• kinesin-1;
  • microtubule;
  • Salmonella;
  • SifA;
  • SKIP

In Salmonella-infected cells, the bacterial effector SifA forms a functional complex with the eukaryotic protein SKIP (SifA and kinesin-interacting protein). The lack of either partner has important consequences on the intracellular fate and on the virulence of this pathogen. In addition to SifA, SKIP binds the microtubule-based motor kinesin-1. Yet the absence of SifA or SKIP results in an unusual accumulation of kinesin-1 on the bacterial vacuolar membrane.

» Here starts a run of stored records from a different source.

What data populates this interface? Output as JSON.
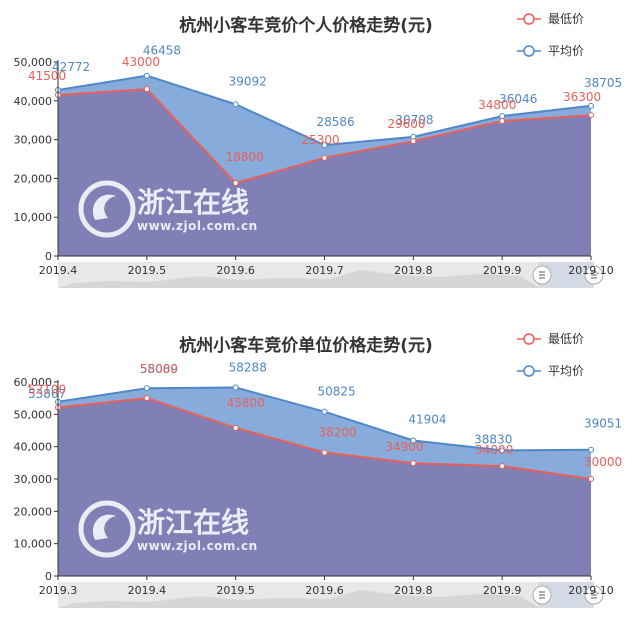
{
  "chart_data": [
    {
      "type": "area",
      "title": "杭州小客车竞价个人价格走势(元)",
      "categories": [
        "2019.4",
        "2019.5",
        "2019.6",
        "2019.7",
        "2019.8",
        "2019.9",
        "2019.10"
      ],
      "y_ticks": [
        "0",
        "10,000",
        "20,000",
        "30,000",
        "40,000",
        "50,000"
      ],
      "ylim": [
        0,
        50000
      ],
      "grid": false,
      "legend_position": "top-right",
      "series": [
        {
          "name": "最低价",
          "color": "#e8605a",
          "values": [
            41500,
            43000,
            18800,
            25300,
            29600,
            34800,
            36300
          ],
          "labels": [
            "41500",
            "43000",
            "18800",
            "25300",
            "29600",
            "34800",
            "36300"
          ]
        },
        {
          "name": "平均价",
          "color": "#4f87c8",
          "values": [
            42772,
            46458,
            39092,
            28586,
            30708,
            36046,
            38705
          ],
          "labels": [
            "42772",
            "46458",
            "39092",
            "28586",
            "30708",
            "36046",
            "38705"
          ]
        }
      ]
    },
    {
      "type": "area",
      "title": "杭州小客车竞价单位价格走势(元)",
      "categories": [
        "2019.3",
        "2019.4",
        "2019.5",
        "2019.6",
        "2019.8",
        "2019.9",
        "2019.10"
      ],
      "y_ticks": [
        "0",
        "10,000",
        "20,000",
        "30,000",
        "40,000",
        "50,000",
        "60,000"
      ],
      "ylim": [
        0,
        60000
      ],
      "grid": false,
      "legend_position": "top-right",
      "series": [
        {
          "name": "最低价",
          "color": "#e8605a",
          "values": [
            52100,
            55000,
            45800,
            38200,
            34900,
            34000,
            30000
          ],
          "labels": [
            "52100",
            "55000",
            "45800",
            "38200",
            "34900",
            "34000",
            "30000"
          ]
        },
        {
          "name": "平均价",
          "color": "#4f87c8",
          "values": [
            53867,
            58089,
            58288,
            50825,
            41904,
            38830,
            39051
          ],
          "labels": [
            "53867",
            "58089",
            "58288",
            "50825",
            "41904",
            "38830",
            "39051"
          ]
        }
      ]
    }
  ],
  "watermark": {
    "logo_icon": "zjol-swirl-logo-icon",
    "name": "浙江在线",
    "url": "www.zjol.com.cn"
  },
  "data_zoom": {
    "handle_icon": "data-zoom-handle-icon"
  },
  "colors": {
    "low_fill": "#8180b6",
    "avg_fill": "#87abdb",
    "axis": "#333333",
    "zoom_bg": "#e8e8e8",
    "zoom_selected": "#d0d8e6"
  }
}
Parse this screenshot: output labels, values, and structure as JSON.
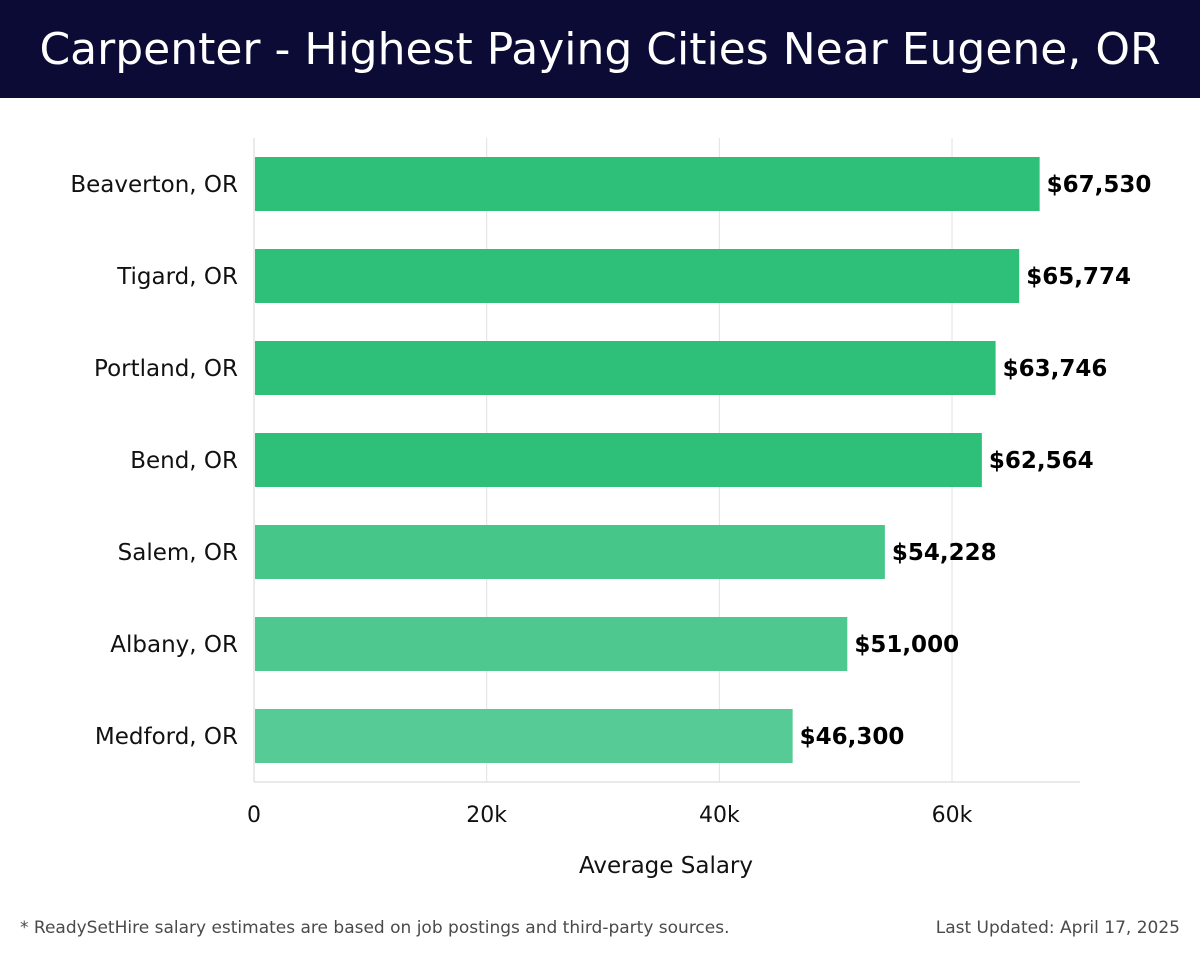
{
  "header": {
    "title": "Carpenter - Highest Paying Cities Near Eugene, OR"
  },
  "chart_data": {
    "type": "bar",
    "orientation": "horizontal",
    "title": "Carpenter - Highest Paying Cities Near Eugene, OR",
    "categories": [
      "Beaverton, OR",
      "Tigard, OR",
      "Portland, OR",
      "Bend, OR",
      "Salem, OR",
      "Albany, OR",
      "Medford, OR"
    ],
    "values": [
      67530,
      65774,
      63746,
      62564,
      54228,
      51000,
      46300
    ],
    "value_labels": [
      "$67,530",
      "$65,774",
      "$63,746",
      "$62,564",
      "$54,228",
      "$51,000",
      "$46,300"
    ],
    "bar_colors": [
      "#2ebf78",
      "#2ebf78",
      "#2ebf78",
      "#2ebf78",
      "#47c68a",
      "#4fc88f",
      "#57cb95"
    ],
    "xlabel": "Average Salary",
    "ylabel": "",
    "xlim": [
      0,
      71000
    ],
    "xticks": [
      0,
      20000,
      40000,
      60000
    ],
    "xtick_labels": [
      "0",
      "20k",
      "40k",
      "60k"
    ],
    "grid": "vertical",
    "legend": "none"
  },
  "footer": {
    "note": "* ReadySetHire salary estimates are based on job postings and third-party sources.",
    "updated": "Last Updated: April 17, 2025"
  },
  "colors": {
    "header_bg": "#0b0b35",
    "grid": "#e2e2e2",
    "text": "#111111"
  }
}
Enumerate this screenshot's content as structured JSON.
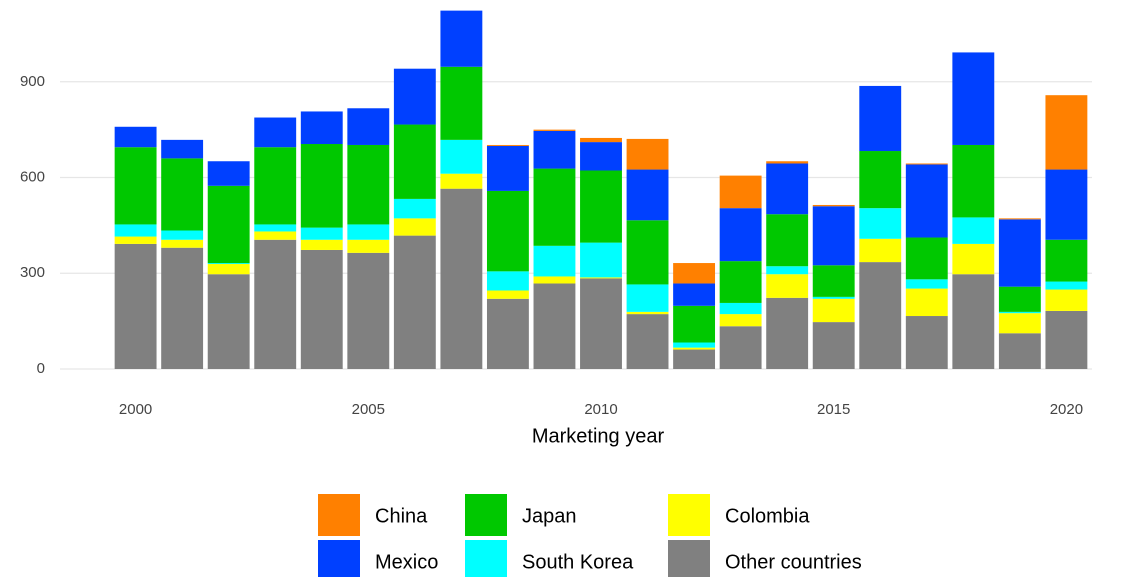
{
  "chart_data": {
    "type": "stacked_bar",
    "x_label": "Marketing year",
    "x": [
      2000,
      2001,
      2002,
      2003,
      2004,
      2005,
      2006,
      2007,
      2008,
      2009,
      2010,
      2011,
      2012,
      2013,
      2014,
      2015,
      2016,
      2017,
      2018,
      2019,
      2020
    ],
    "xlim": [
      1999.45,
      2020.55
    ],
    "xticks": [
      2000,
      2005,
      2010,
      2015,
      2020
    ],
    "ylim": [
      0,
      1150
    ],
    "yticks": [
      0,
      300,
      600,
      900
    ],
    "grid": true,
    "legend": "bottom",
    "series": [
      {
        "name": "China",
        "color": "#ff8000",
        "values": [
          0,
          0,
          0,
          0,
          0,
          0,
          0,
          0,
          3,
          4,
          13,
          96,
          64,
          102,
          7,
          4,
          0,
          3,
          0,
          3,
          233
        ]
      },
      {
        "name": "Mexico",
        "color": "#0040ff",
        "values": [
          64,
          58,
          77,
          93,
          102,
          115,
          175,
          176,
          141,
          118,
          89,
          159,
          70,
          166,
          159,
          185,
          204,
          229,
          290,
          211,
          220
        ]
      },
      {
        "name": "Japan",
        "color": "#00c800",
        "values": [
          242,
          226,
          242,
          242,
          262,
          249,
          233,
          229,
          252,
          242,
          226,
          201,
          115,
          131,
          163,
          99,
          179,
          131,
          227,
          79,
          131
        ]
      },
      {
        "name": "South Korea",
        "color": "#00ffff",
        "values": [
          38,
          29,
          3,
          22,
          38,
          48,
          61,
          106,
          60,
          96,
          109,
          86,
          16,
          35,
          25,
          6,
          96,
          29,
          83,
          4,
          25
        ]
      },
      {
        "name": "Colombia",
        "color": "#ffff00",
        "values": [
          23,
          25,
          32,
          26,
          32,
          41,
          54,
          47,
          26,
          22,
          3,
          7,
          6,
          38,
          74,
          73,
          73,
          86,
          95,
          63,
          67
        ]
      },
      {
        "name": "Other countries",
        "color": "#808080",
        "values": [
          392,
          380,
          297,
          405,
          373,
          364,
          418,
          565,
          220,
          268,
          284,
          172,
          61,
          134,
          223,
          147,
          335,
          166,
          297,
          112,
          182
        ]
      }
    ]
  }
}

To understand this apparent contradiction, we investigated the interaction between SKIP and kinesin-1 and the function of this complex. We show that the C-terminal RUN (RPIP8, UNC-14 and NESCA) domain of SKIP interacted specifically with the tetratricopeptide repeat (TPR) domain of the kinesin light chain. Overexpression of SKIP induced a microtubule- and kinesin-1-dependent anterograde movement of late endosomal/lysosomal compartments. In infected cells, SifA contributed to the fission of vesicles from the bacterial vacuole and the SifA/SKIP complex was required for the formation and/or the anterograde transport of kinesin-1-enriched vesicles. These observations reflect the role of SKIP as a linker and/or an activator for kinesin-1.